Heyecanla kitabı açıp okumaya başladım. Ama çok geçmeden, okuduğum metnin pek de “gözden geçirilmiş” olmadığını gördüm. Dil, 1960’ların Türkçesiydi. Bir cümleyle örnek vereyim: “Ben hayır demiştim ama inanmamış ve kardeşinin posta sansürü yoluyla bu noktayı incelemiş olsa gerektir.” (Helikopter, s. 56) Bir sahaftan Remzi Kitabevi’nin 1961’de bastığı kitabı bulup karşılaştırmalı okumaya başladım. Bir de baktım cümle bu basımda da aynıydı (Remzi, s. 47). Üstelik eski basımdaki yazım hataları bile büyük ölçüde korunmuştu! “Gelmiyecek” gibi kullanımlar da yaygındı. Tek tek örnekler vermek uzun sürecektir. Size kısaca, iki metin arasındaki farkın epeyce az olduğunu söyleyebilirim.
Yayınevleri ile çevirmen arasındaki çeviri sözleşmeleri belirli süreleri kapsıyor. Örneğin 20 yıllık bir sözleşme söz konusuysa, sözleşme tarihinden 20 yıl sonra çeviri serbest kalıyor ve çevirmen eserin Türkçesinin basım haklarını istediği yayınevine verebiliyor. Helikopter de Eyüboğlu çevirisinin haklarını çevirmenin varislerinden alarak bu kitabı basmış. Basmasına basmış ama çeviriyi güncelleyememiş. Belki Eyüboğlu’nun anısına saygıdan pek dokunmamıştır Defne Kut. Ama bence bu şekilde daha büyük bir hata yapılmış, yeni nesil Sabahattin Eyüboğlu’nu böyle tanımamalı. Eskiler arada elden geçirilmeli, yenilenmeli, ruhunu koruyarak hafif bir makyajla desteklenmeli. Çünkü hiçbir şey zamana direnemiyor.

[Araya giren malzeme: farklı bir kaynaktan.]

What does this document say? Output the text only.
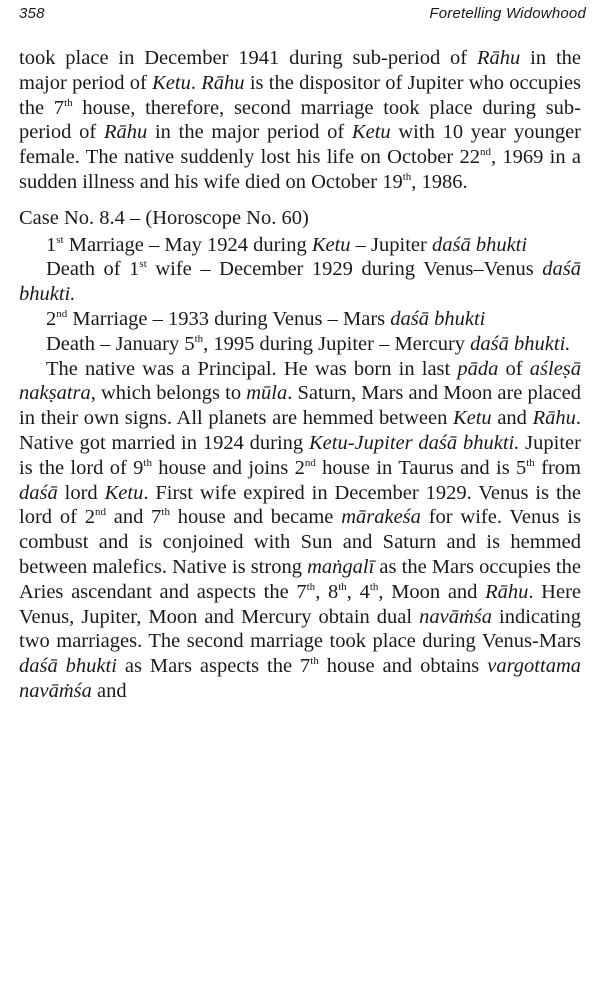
358	Foretelling Widowhood

took place in December 1941 during sub-period of Rāhu in the major period of Ketu. Rāhu is the dispositor of Jupiter who occupies the 7th house, therefore, second marriage took place during sub-period of Rāhu in the major period of Ketu with 10 year younger female. The native suddenly lost his life on October 22nd, 1969 in a sudden illness and his wife died on October 19th, 1986.

Case No. 8.4 – (Horoscope No. 60)

1st Marriage – May 1924 during Ketu – Jupiter daśā bhukti

Death of 1st wife – December 1929 during Venus–Venus daśā bhukti.

2nd Marriage – 1933 during Venus – Mars daśā bhukti

Death – January 5th, 1995 during Jupiter – Mercury daśā bhukti.

The native was a Principal. He was born in last pāda of aśleṣā nakṣatra, which belongs to mūla. Saturn, Mars and Moon are placed in their own signs. All planets are hemmed between Ketu and Rāhu. Native got married in 1924 during Ketu-Jupiter daśā bhukti. Jupiter is the lord of 9th house and joins 2nd house in Taurus and is 5th from daśā lord Ketu. First wife expired in December 1929. Venus is the lord of 2nd and 7th house and became mārakeśa for wife. Venus is combust and is conjoined with Sun and Saturn and is hemmed between malefics. Native is strong maṅgalī as the Mars occupies the Aries ascendant and aspects the 7th, 8th, 4th, Moon and Rāhu. Here Venus, Jupiter, Moon and Mercury obtain dual navāṁśa indicating two marriages. The second marriage took place during Venus-Mars daśā bhukti as Mars aspects the 7th house and obtains vargottama navāṁśa and
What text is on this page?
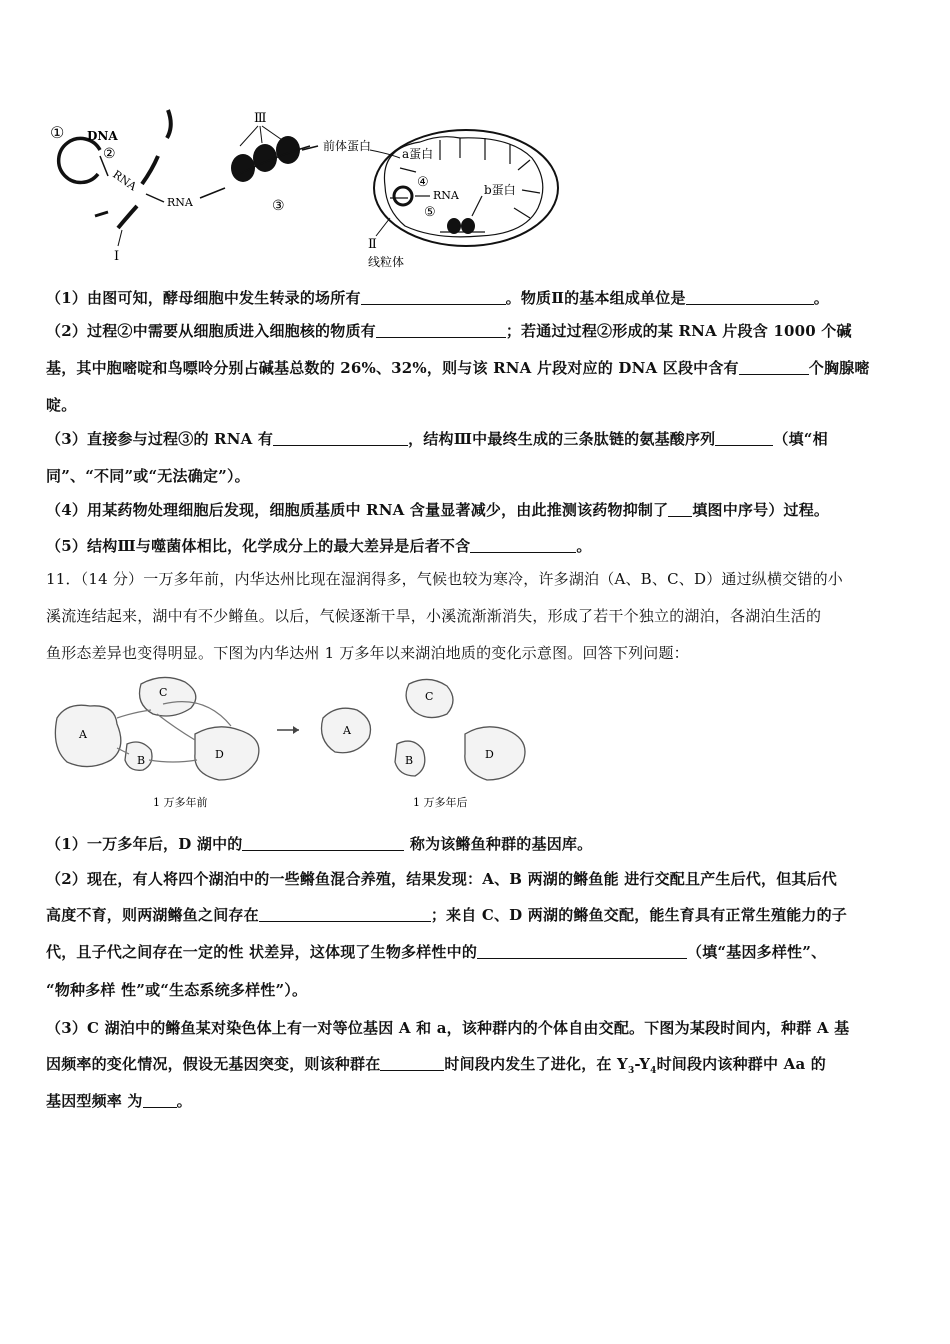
① DNA
②
RNA
I
RNA
Ⅲ
③
前体蛋白
a蛋白
④
RNA
⑤
b蛋白
Ⅱ
线粒体
（1）由图可知，酵母细胞中发生转录的场所有	。物质Ⅱ的基本组成单位是	。
（2）过程②中需要从细胞质进入细胞核的物质有	；若通过过程②形成的某 RNA 片段含 1000 个碱
基，其中胞嘧啶和鸟嘌呤分别占碱基总数的 26%、32%，则与该 RNA 片段对应的 DNA 区段中含有	个胸腺嘧
啶。
（3）直接参与过程③的 RNA 有	，结构Ⅲ中最终生成的三条肽链的氨基酸序列	（填“相
同”、“不同”或“无法确定”）。
（4）用某药物处理细胞后发现，细胞质基质中 RNA 含量显著减少，由此推测该药物抑制了 填图中序号）过程。
（5）结构Ⅲ与噬菌体相比，化学成分上的最大差异是后者不含	。
11．（14 分）一万多年前，内华达州比现在湿润得多，气候也较为寒冷，许多湖泊（A、B、C、D）通过纵横交错的小
溪流连结起来，湖中有不少鳉鱼。以后，气候逐渐干旱，小溪流渐渐消失，形成了若干个独立的湖泊，各湖泊生活的
鱼形态差异也变得明显。下图为内华达州 1 万多年以来湖泊地质的变化示意图。回答下列问题：
A
C
B	D
1 万多年前
A
C
B	D
1 万多年后
（1）一万多年后，D 湖中的	称为该鳉鱼种群的基因库。
（2）现在，有人将四个湖泊中的一些鳉鱼混合养殖，结果发现：A、B 两湖的鳉鱼能 进行交配且产生后代，但其后代
高度不育，则两湖鳉鱼之间存在	；来自 C、D 两湖的鳉鱼交配，能生育具有正常生殖能力的子
代，且子代之间存在一定的性 状差异，这体现了生物多样性中的	（填“基因多样性”、
“物种多样 性”或“生态系统多样性”）。
（3）C 湖泊中的鳉鱼某对染色体上有一对等位基因 A 和 a，该种群内的个体自由交配。下图为某段时间内，种群 A 基
因频率的变化情况，假设无基因突变，则该种群在	时间段内发生了进化，在 $Y_3-Y_4$时间段内该种群中 Aa 的
基因型频率 为 。
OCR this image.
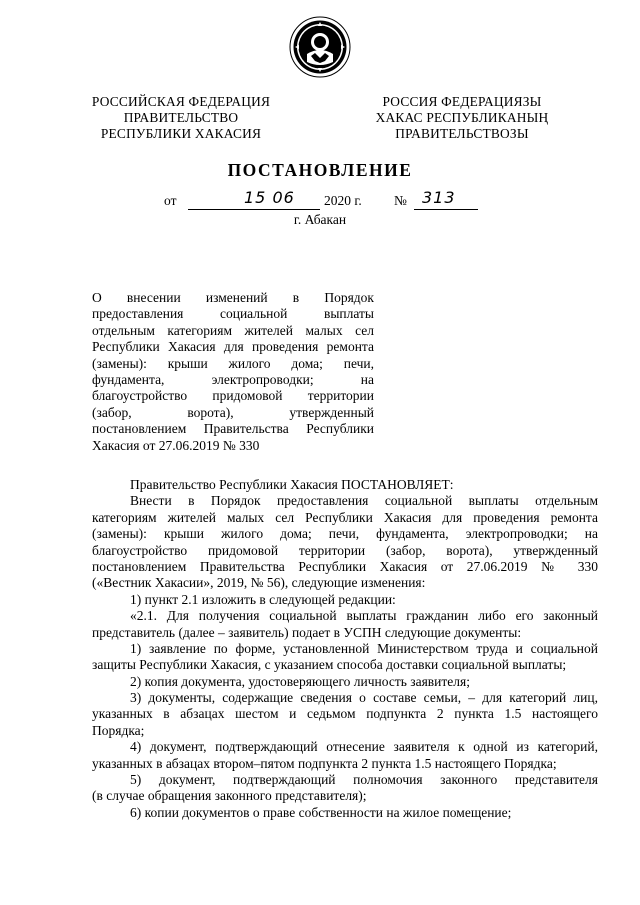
РОССИЙСКАЯ ФЕДЕРАЦИЯ
ПРАВИТЕЛЬСТВО
РЕСПУБЛИКИ ХАКАСИЯ
РОССИЯ ФЕДЕРАЦИЯЗЫ
ХАКАС РЕСПУБЛИКАНЫҢ
ПРАВИТЕЛЬСТВОЗЫ
ПОСТАНОВЛЕНИЕ
от	15 06 2020 г. № 313
г. Абакан
О внесении изменений в Порядок
предоставления социальной выплаты
отдельным категориям жителей малых сел
Республики Хакасия для проведения ремонта
(замены): крыши жилого дома; печи,
фундамента, электропроводки; на
благоустройство придомовой территории
(забор, ворота), утвержденный
постановлением Правительства Республики
Хакасия от 27.06.2019 № 330
Правительство Республики Хакасия ПОСТАНОВЛЯЕТ:
Внести в Порядок предоставления социальной выплаты отдельным
категориям жителей малых сел Республики Хакасия для проведения ремонта
(замены): крыши жилого дома; печи, фундамента, электропроводки; на
благоустройство придомовой территории (забор, ворота), утвержденный
постановлением Правительства Республики Хакасия от 27.06.2019 № 330
(«Вестник Хакасии», 2019, № 56), следующие изменения:
1) пункт 2.1 изложить в следующей редакции:
«2.1. Для получения социальной выплаты гражданин либо его законный
представитель (далее – заявитель) подает в УСПН следующие документы:
1) заявление по форме, установленной Министерством труда и социальной
защиты Республики Хакасия, с указанием способа доставки социальной выплаты;
2) копия документа, удостоверяющего личность заявителя;
3) документы, содержащие сведения о составе семьи, – для категорий лиц,
указанных в абзацах шестом и седьмом подпункта 2 пункта 1.5 настоящего
Порядка;
4) документ, подтверждающий отнесение заявителя к одной из категорий,
указанных в абзацах втором–пятом подпункта 2 пункта 1.5 настоящего Порядка;
5) документ, подтверждающий полномочия законного представителя
(в случае обращения законного представителя);
6) копии документов о праве собственности на жилое помещение;
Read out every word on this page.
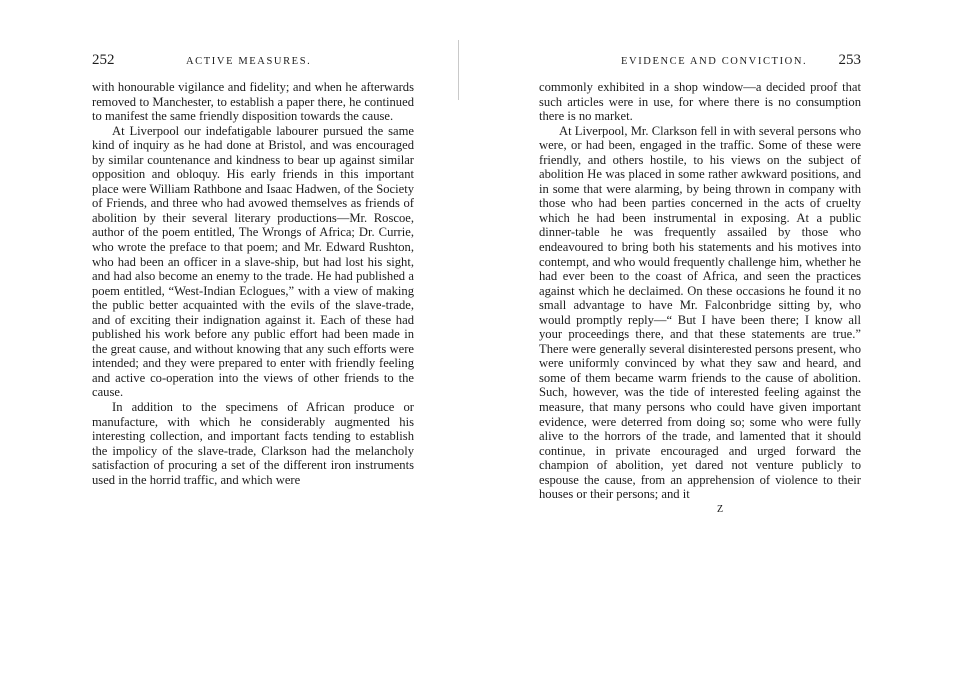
252	ACTIVE MEASURES.

with honourable vigilance and fidelity; and when he afterwards removed to Manchester, to establish a paper there, he continued to manifest the same friendly disposition towards the cause.

At Liverpool our indefatigable labourer pursued the same kind of inquiry as he had done at Bristol, and was encouraged by similar countenance and kindness to bear up against similar opposition and obloquy. His early friends in this important place were William Rathbone and Isaac Hadwen, of the Society of Friends, and three who had avowed themselves as friends of abolition by their several literary productions—Mr. Roscoe, author of the poem entitled, The Wrongs of Africa; Dr. Currie, who wrote the preface to that poem; and Mr. Edward Rushton, who had been an officer in a slave-ship, but had lost his sight, and had also become an enemy to the trade. He had published a poem entitled, “West-Indian Eclogues,” with a view of making the public better acquainted with the evils of the slave-trade, and of exciting their indignation against it. Each of these had published his work before any public effort had been made in the great cause, and without knowing that any such efforts were intended; and they were prepared to enter with friendly feeling and active co-operation into the views of other friends to the cause.

In addition to the specimens of African produce or manufacture, with which he considerably augmented his interesting collection, and important facts tending to establish the impolicy of the slave-trade, Clarkson had the melancholy satisfaction of procuring a set of the different iron instruments used in the horrid traffic, and which were

EVIDENCE AND CONVICTION. 253

commonly exhibited in a shop window—a decided proof that such articles were in use, for where there is no consumption there is no market.

At Liverpool, Mr. Clarkson fell in with several persons who were, or had been, engaged in the traffic. Some of these were friendly, and others hostile, to his views on the subject of abolition He was placed in some rather awkward positions, and in some that were alarming, by being thrown in company with those who had been parties concerned in the acts of cruelty which he had been instrumental in exposing. At a public dinner-table he was frequently assailed by those who endeavoured to bring both his statements and his motives into contempt, and who would frequently challenge him, whether he had ever been to the coast of Africa, and seen the practices against which he declaimed. On these occasions he found it no small advantage to have Mr. Falconbridge sitting by, who would promptly reply—“ But I have been there; I know all your proceedings there, and that these statements are true.” There were generally several disinterested persons present, who were uniformly convinced by what they saw and heard, and some of them became warm friends to the cause of abolition. Such, however, was the tide of interested feeling against the measure, that many persons who could have given important evidence, were deterred from doing so; some who were fully alive to the horrors of the trade, and lamented that it should continue, in private encouraged and urged forward the champion of abolition, yet dared not venture publicly to espouse the cause, from an apprehension of violence to their houses or their persons; and it

Z
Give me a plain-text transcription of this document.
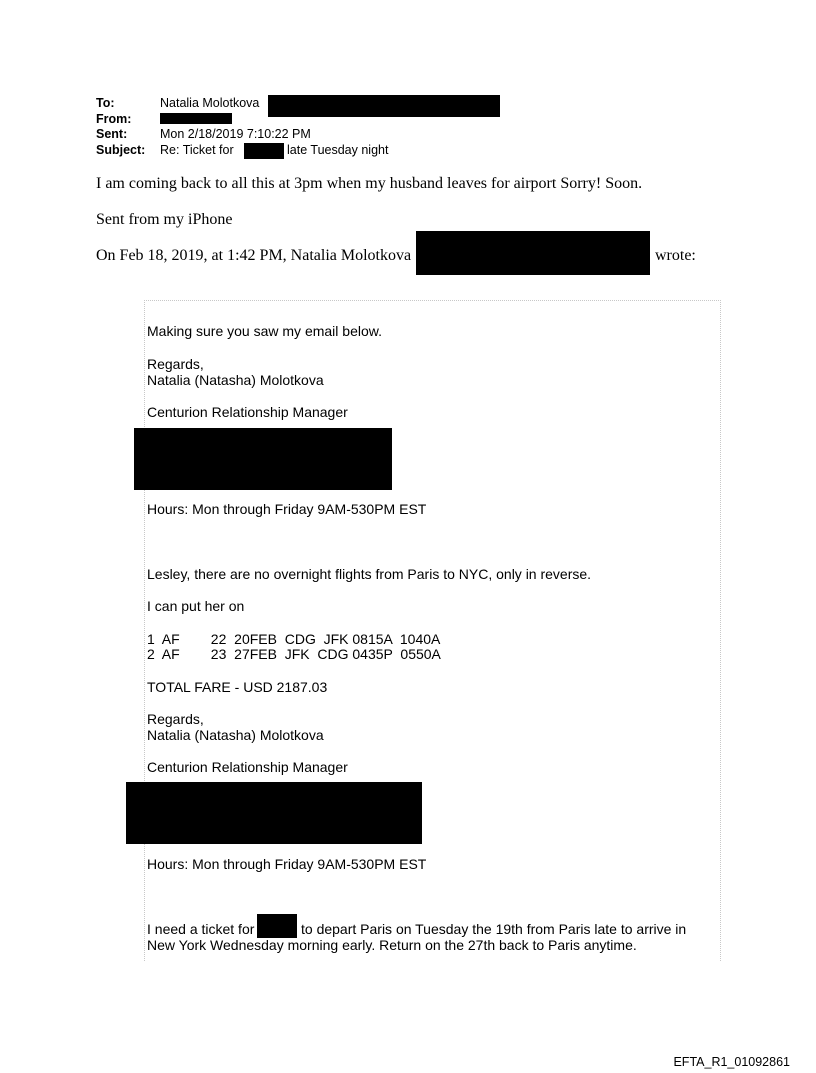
To:	Natalia Molotkova
From:
Sent:	Mon 2/18/2019 7:10:22 PM
Subject: Re: Ticket for	late Tuesday night
I am coming back to all this at 3pm when my husband leaves for airport Sorry! Soon.
Sent from my iPhone
On Feb 18, 2019, at 1:42 PM, Natalia Molotkova	wrote:
Making sure you saw my email below.
Regards,
Natalia (Natasha) Molotkova
Centurion Relationship Manager
Hours: Mon through Friday 9AM-530PM EST
Lesley, there are no overnight flights from Paris to NYC, only in reverse.
I can put her on
1  AF        22  20FEB  CDG  JFK 0815A  1040A
2  AF        23  27FEB  JFK  CDG 0435P  0550A
TOTAL FARE - USD 2187.03
Regards,
Natalia (Natasha) Molotkova
Centurion Relationship Manager
Hours: Mon through Friday 9AM-530PM EST
I need a ticket for	to depart Paris on Tuesday the 19th from Paris late to arrive in
New York Wednesday morning early. Return on the 27th back to Paris anytime.
EFTA_R1_01092861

Helikopter çok sevdiğim bir yayınevi. Bugüne dek William Blake’ten Herman Melville’e, Robert Musil’den Voltaire’e kadar pek çok kitap yayımladılar. Üstelik çoğu yayınevinin cesaret edemediğini yapıp, yüksek kaliteli kağıtlara yüksek maliyetli baskılar yaptılar. “Prestij kitapları” diyebileceğimiz türden kitaplar hazırladılar. Ama kitabın baskı kalitesi yetmez. Gönül isterdi ki Helikopter Carlo Levi çevirisini dikkatle baştan sona gözden geçirsin, bugüne taşısın, gençlerle paylaşsın ya da Eyüboğlu çevirisine duyulan saygımız bir yana, genç bir çevirmene bu sorumluluğu versin. İkisi de olmayınca insanın canı sıkılıyor doğrusu. Yaşlanıyoruz, her şey yaşlanıyor. Biraz gençlik aşısı lütfen!